New York - The rally in global stocks lost steam on Wednesday as major indices turned in a mixed performance ahead of a keenly anticipated Bank of England monetary policy meeting.
In the US, the Dow and S&P 500 edged to records again, the latter for the third straight day, but the tech-rich Nasdaq finished lower.
Equity markets dipped in London and Frankfurt, while Paris and Tokyo rose.
The muted performance was in stark contrast to the last three days, when global equity markets shrugged off worries about Britain's vote to leave the European Union and pushed decisively higher.
"The market needs a bit of a breather after an amazing run," said Alan Skrainka, chief investment officer of Cornerstone Wealth Management.
Britain remained in focus with the Bank of England set to meet on Thursday for the first time since the monumental June 23 vote to exit the EU. Governor Mark Carney has signalled more stimulus is likely in the near term.
While markets are pricing in an interest rate cut as early as this week, some analysts believe a drop in the BoE's main lending rate from 0.50% to a new record low of 0.25% or even zero may not now occur until August.
Some analysts said the time-frame could slide in light of Theresa May's quick appointment as prime minister, which has reduced some of the uncertainty in the country.
Germany issued a 10-year bond at a negative interest rate for the first time as fears about Brexit and economic worries cause investors to rush to the safety of German debt.
A Federal Reserve report described the US economy as still modestly growing with signs of a slowdown in consumer spending.

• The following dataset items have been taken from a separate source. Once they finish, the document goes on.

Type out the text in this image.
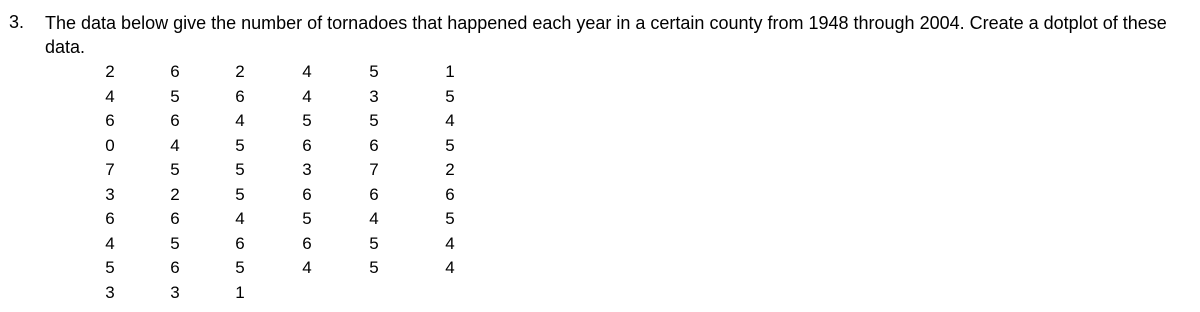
3. The data below give the number of tornadoes that happened each year in a certain county from 1948 through 2004. Create a dotplot of these data.
2
4
6
0
7
3
6
4
5
3
6
5
6
4
5
2
6
5
6
3
2
6
4
5
5
5
4
6
5
1
4
4
5
6
3
6
5
6
4
5
3
5
6
7
6
4
5
5
1
5
4
5
2
6
5
4
4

Most of the Fed's 12 districts reported a slowdown in auto sales that still remained at "fairly high levels", the Beige Book report said.
Oil prices fell sharply after the US reported a smaller than expected decline in crude stockpiles and a surprise build in product inventories, adding to worries about abundant global supplies.

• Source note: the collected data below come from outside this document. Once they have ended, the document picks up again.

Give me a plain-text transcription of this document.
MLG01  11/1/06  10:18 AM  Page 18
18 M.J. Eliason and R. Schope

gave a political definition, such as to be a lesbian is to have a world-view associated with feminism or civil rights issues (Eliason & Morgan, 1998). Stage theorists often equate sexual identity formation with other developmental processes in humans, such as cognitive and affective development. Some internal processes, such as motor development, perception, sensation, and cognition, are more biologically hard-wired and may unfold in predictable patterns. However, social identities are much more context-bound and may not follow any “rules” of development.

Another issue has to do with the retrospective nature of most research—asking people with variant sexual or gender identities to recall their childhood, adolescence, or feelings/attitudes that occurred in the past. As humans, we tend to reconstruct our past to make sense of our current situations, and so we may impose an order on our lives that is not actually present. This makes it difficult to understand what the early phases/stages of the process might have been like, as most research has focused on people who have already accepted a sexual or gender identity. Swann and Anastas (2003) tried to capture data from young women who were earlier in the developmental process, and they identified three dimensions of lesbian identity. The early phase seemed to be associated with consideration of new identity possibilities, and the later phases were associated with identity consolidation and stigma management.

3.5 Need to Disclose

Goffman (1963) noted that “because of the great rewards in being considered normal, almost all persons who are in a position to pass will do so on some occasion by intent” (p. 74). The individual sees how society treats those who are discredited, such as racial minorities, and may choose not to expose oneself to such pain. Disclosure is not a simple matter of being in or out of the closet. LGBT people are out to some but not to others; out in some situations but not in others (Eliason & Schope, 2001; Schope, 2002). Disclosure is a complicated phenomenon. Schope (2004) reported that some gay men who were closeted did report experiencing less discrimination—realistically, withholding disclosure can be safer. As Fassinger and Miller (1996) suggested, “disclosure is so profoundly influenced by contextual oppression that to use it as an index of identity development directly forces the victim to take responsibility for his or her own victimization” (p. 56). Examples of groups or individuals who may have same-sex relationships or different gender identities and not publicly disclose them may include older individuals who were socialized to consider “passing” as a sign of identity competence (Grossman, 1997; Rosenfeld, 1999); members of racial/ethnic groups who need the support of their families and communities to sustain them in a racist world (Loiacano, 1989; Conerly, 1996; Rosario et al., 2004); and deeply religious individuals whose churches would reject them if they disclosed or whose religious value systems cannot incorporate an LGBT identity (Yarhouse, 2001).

Petroleum-linked stocks retreated: Total lost 1.0%, Royal Dutch Shell 0.6% and US midsized company Devon Energy 2.5%.
Big gainers in Japan included Toyota and Mitsubishi UFJ Financial Group, which jumped a respective 3.4% and 5.3%.
Nintendo eased 4.4% as investors booked profits after the videogame giant surged nearly 60% since last Thursday on the back of huge demand for its new smartphone game Pokemon GO.